Internal rally queue in throughput-throttled mode

Hi

I have a question regarding latency and ES thread pool queues...I am running rally in throughput-throttled mode, targeting a throughput higher than ES will achieve in benchmarking mode. Some numbers I get are:

| Median Throughput | my-query | 6390.59 | ops/s |
| 50th percentile latency | my-query | 11618.4 | ms |
| 99.99th percentile latency | my-query | 27001.3 | ms |
| 50th percentile service time | my-query | 4.23791 | ms |
| 99.99th percentile service time | my-query | 59.8257 | ms |
| error rate | my-query | 0 | % |

And I can see in monitoring the largest search queue size during the benchmark was just 6.

So far this makes sense, latency being much larger than service time. As per the faq:

"Rally runs in throughput-throttled mode and generates requests according to this schedule regardless of how fast Elasticsearch can respond. In this mode the generated requests are first placed in a queue within Rally and may stay there for some time."
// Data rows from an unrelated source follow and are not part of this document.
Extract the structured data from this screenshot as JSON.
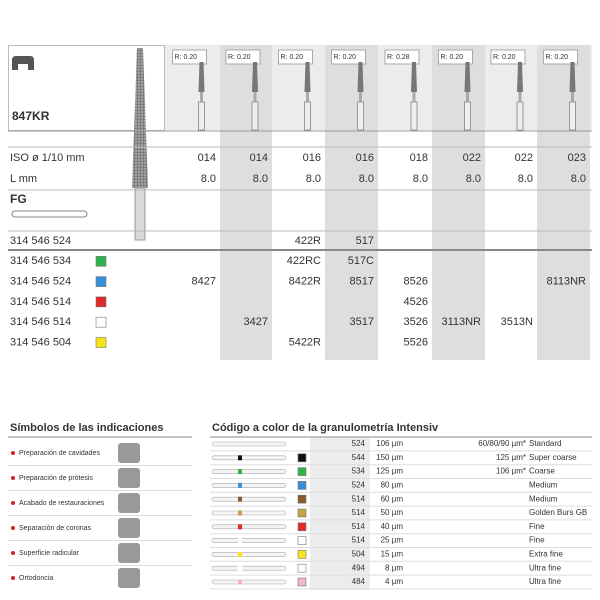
{
  "product": {
    "code": "847KR",
    "shank": "FG"
  },
  "sizes": {
    "radius": [
      "R: 0.20",
      "R: 0.20",
      "R: 0.20",
      "R: 0.20",
      "R: 0.28",
      "R: 0.20",
      "R: 0.20",
      "R: 0.20"
    ],
    "iso_label": "ISO ø 1/10 mm",
    "iso": [
      "014",
      "014",
      "016",
      "016",
      "018",
      "022",
      "022",
      "023"
    ],
    "length_label": "L mm",
    "length": [
      "8.0",
      "8.0",
      "8.0",
      "8.0",
      "8.0",
      "8.0",
      "8.0",
      "8.0"
    ]
  },
  "rows": [
    {
      "ref": "314 546 524",
      "cells": [
        null,
        null,
        "422R",
        "517",
        null,
        null,
        null,
        null
      ]
    },
    {
      "ref": "314 546 534",
      "swatch": "#2eb24b",
      "cells": [
        null,
        null,
        "422RC",
        "517C",
        null,
        null,
        null,
        null
      ]
    },
    {
      "ref": "314 546 524",
      "swatch": "#3a8fd6",
      "cells": [
        "8427",
        null,
        "8422R",
        "8517",
        "8526",
        null,
        null,
        "8113NR"
      ]
    },
    {
      "ref": "314 546 514",
      "swatch": "#e02a2a",
      "cells": [
        null,
        null,
        null,
        null,
        "4526",
        null,
        null,
        null
      ]
    },
    {
      "ref": "314 546 514",
      "swatch": "#ffffff",
      "cells": [
        null,
        "3427",
        null,
        "3517",
        "3526",
        "3113NR",
        "3513N",
        null
      ]
    },
    {
      "ref": "314 546 504",
      "swatch": "#f5e41a",
      "cells": [
        null,
        null,
        "5422R",
        null,
        "5526",
        null,
        null,
        null
      ]
    }
  ],
  "indications": {
    "title": "Símbolos de las indicaciones",
    "items": [
      "Preparación de cavidades",
      "Preparación de prótesis",
      "Acabado de restauraciones",
      "Separación de coronas",
      "Superficie radicular",
      "Ortodoncia"
    ]
  },
  "grit": {
    "title": "Código a color de la granulometría Intensiv",
    "rows": [
      {
        "code": "524",
        "size": "106 µm",
        "equiv": "60/80/90 µm*",
        "name": "Standard"
      },
      {
        "code": "544",
        "size": "150 µm",
        "equiv": "125 µm*",
        "name": "Super coarse",
        "swatch": "#111111"
      },
      {
        "code": "534",
        "size": "125 µm",
        "equiv": "106 µm*",
        "name": "Coarse",
        "swatch": "#2eb24b"
      },
      {
        "code": "524",
        "size": "80 µm",
        "name": "Medium",
        "swatch": "#3a8fd6"
      },
      {
        "code": "514",
        "size": "60 µm",
        "name": "Medium",
        "swatch": "#8a5a2b"
      },
      {
        "code": "514",
        "size": "50 µm",
        "name": "Golden Burs GB",
        "swatch": "#c9a24a"
      },
      {
        "code": "514",
        "size": "40 µm",
        "name": "Fine",
        "swatch": "#e02a2a"
      },
      {
        "code": "514",
        "size": "25 µm",
        "name": "Fine",
        "swatch": "#ffffff"
      },
      {
        "code": "504",
        "size": "15 µm",
        "name": "Extra fine",
        "swatch": "#f5e41a"
      },
      {
        "code": "494",
        "size": "8 µm",
        "name": "Ultra fine",
        "swatch": "#ffffff"
      },
      {
        "code": "484",
        "size": "4 µm",
        "name": "Ultra fine",
        "swatch": "#f4b6c8"
      }
    ]
  }
}
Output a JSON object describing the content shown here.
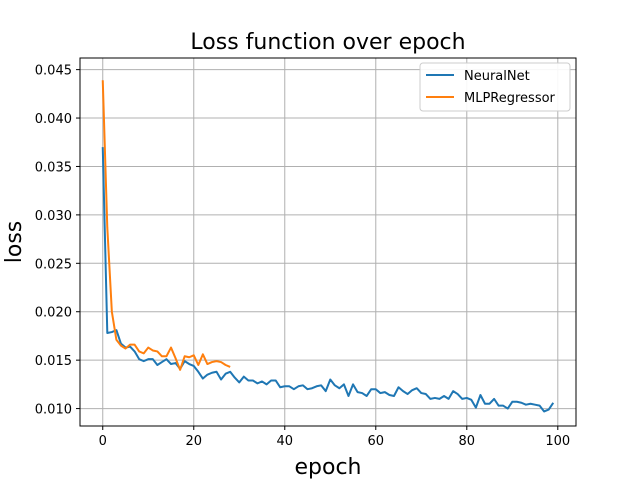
{
  "chart_data": {
    "type": "line",
    "title": "Loss function over epoch",
    "xlabel": "epoch",
    "ylabel": "loss",
    "xlim": [
      -5,
      104
    ],
    "ylim": [
      0.0082,
      0.0462
    ],
    "xticks": [
      0,
      20,
      40,
      60,
      80,
      100
    ],
    "yticks": [
      0.01,
      0.015,
      0.02,
      0.025,
      0.03,
      0.035,
      0.04,
      0.045
    ],
    "ytick_labels": [
      "0.010",
      "0.015",
      "0.020",
      "0.025",
      "0.030",
      "0.035",
      "0.040",
      "0.045"
    ],
    "grid": true,
    "legend": "top-right",
    "series": [
      {
        "name": "NeuralNet",
        "color": "#1f77b4",
        "x": [
          0,
          1,
          2,
          3,
          4,
          5,
          6,
          7,
          8,
          9,
          10,
          11,
          12,
          13,
          14,
          15,
          16,
          17,
          18,
          19,
          20,
          21,
          22,
          23,
          24,
          25,
          26,
          27,
          28,
          29,
          30,
          31,
          32,
          33,
          34,
          35,
          36,
          37,
          38,
          39,
          40,
          41,
          42,
          43,
          44,
          45,
          46,
          47,
          48,
          49,
          50,
          51,
          52,
          53,
          54,
          55,
          56,
          57,
          58,
          59,
          60,
          61,
          62,
          63,
          64,
          65,
          66,
          67,
          68,
          69,
          70,
          71,
          72,
          73,
          74,
          75,
          76,
          77,
          78,
          79,
          80,
          81,
          82,
          83,
          84,
          85,
          86,
          87,
          88,
          89,
          90,
          91,
          92,
          93,
          94,
          95,
          96,
          97,
          98,
          99
        ],
        "values": [
          0.037,
          0.0178,
          0.0179,
          0.0181,
          0.0167,
          0.0163,
          0.0164,
          0.0159,
          0.0151,
          0.0149,
          0.0151,
          0.0151,
          0.0145,
          0.0148,
          0.0151,
          0.0146,
          0.0147,
          0.0141,
          0.0149,
          0.0146,
          0.0144,
          0.0138,
          0.0131,
          0.0135,
          0.0137,
          0.0138,
          0.013,
          0.0136,
          0.0138,
          0.0132,
          0.0127,
          0.0133,
          0.0129,
          0.0129,
          0.0126,
          0.0128,
          0.0125,
          0.0129,
          0.0129,
          0.0122,
          0.0123,
          0.0123,
          0.012,
          0.0123,
          0.0124,
          0.012,
          0.0121,
          0.0123,
          0.0124,
          0.0118,
          0.013,
          0.0124,
          0.0121,
          0.0125,
          0.0113,
          0.0125,
          0.0117,
          0.0116,
          0.0113,
          0.012,
          0.012,
          0.0116,
          0.0117,
          0.0114,
          0.0113,
          0.0122,
          0.0118,
          0.0115,
          0.0119,
          0.0121,
          0.0116,
          0.0115,
          0.011,
          0.0111,
          0.011,
          0.0113,
          0.011,
          0.0118,
          0.0115,
          0.011,
          0.0111,
          0.0109,
          0.0101,
          0.0114,
          0.0105,
          0.0105,
          0.011,
          0.0103,
          0.0103,
          0.01,
          0.0107,
          0.0107,
          0.0106,
          0.0104,
          0.0105,
          0.0104,
          0.0103,
          0.0097,
          0.0099,
          0.0106
        ]
      },
      {
        "name": "MLPRegressor",
        "color": "#ff7f0e",
        "x": [
          0,
          1,
          2,
          3,
          4,
          5,
          6,
          7,
          8,
          9,
          10,
          11,
          12,
          13,
          14,
          15,
          16,
          17,
          18,
          19,
          20,
          21,
          22,
          23,
          24,
          25,
          26,
          27,
          28
        ],
        "values": [
          0.0439,
          0.0287,
          0.02,
          0.0171,
          0.0165,
          0.0162,
          0.0166,
          0.0166,
          0.0159,
          0.0157,
          0.0163,
          0.016,
          0.0159,
          0.0154,
          0.0154,
          0.0163,
          0.0152,
          0.014,
          0.0154,
          0.0153,
          0.0155,
          0.0145,
          0.0156,
          0.0146,
          0.0148,
          0.0149,
          0.0148,
          0.0145,
          0.0143
        ]
      }
    ]
  }
}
So rally is holding the requests on its own for some time before sending them to ES, thus ES search queue does not grow. My questions are:

  • why is rally doing this? Would not be better that the queue growth is shown in ES (eventually rejecting search requests)?
  • how does rally decide how long to wait in the internal queue? Above it says 'for some time', which sounds fuzzy

thanks

Hi @jmlucjav, Rally will only attempt to run the specified number of operations per second in throughput-mode. Any value, high or low, for the largest Elasticsearch search queue size, is enough to indicate the cluster received more search requests than it could handle at any one time. A low value means the cluster was saturated, but perhaps it was not saturated enough.

target-throughput sets the number of operations per second for the search task. The length of time operations will sit in Rally's queue is variable based on the target-throughput, so we really do not know how long they will be there. They will sit in Rally's queue until enough time has passed for the requests to be submitted at the throughput specified in target-throughput.

If you want to saturate the search queue beyond 6 requests while measuring service time, you could try increasing target-throughput.

Thank you,
Jason

Hi Jason,

Understood.

What I now see it is happening too, is that you need to increase the iterations as well, so rally has time to reach the target throughput...

thanks!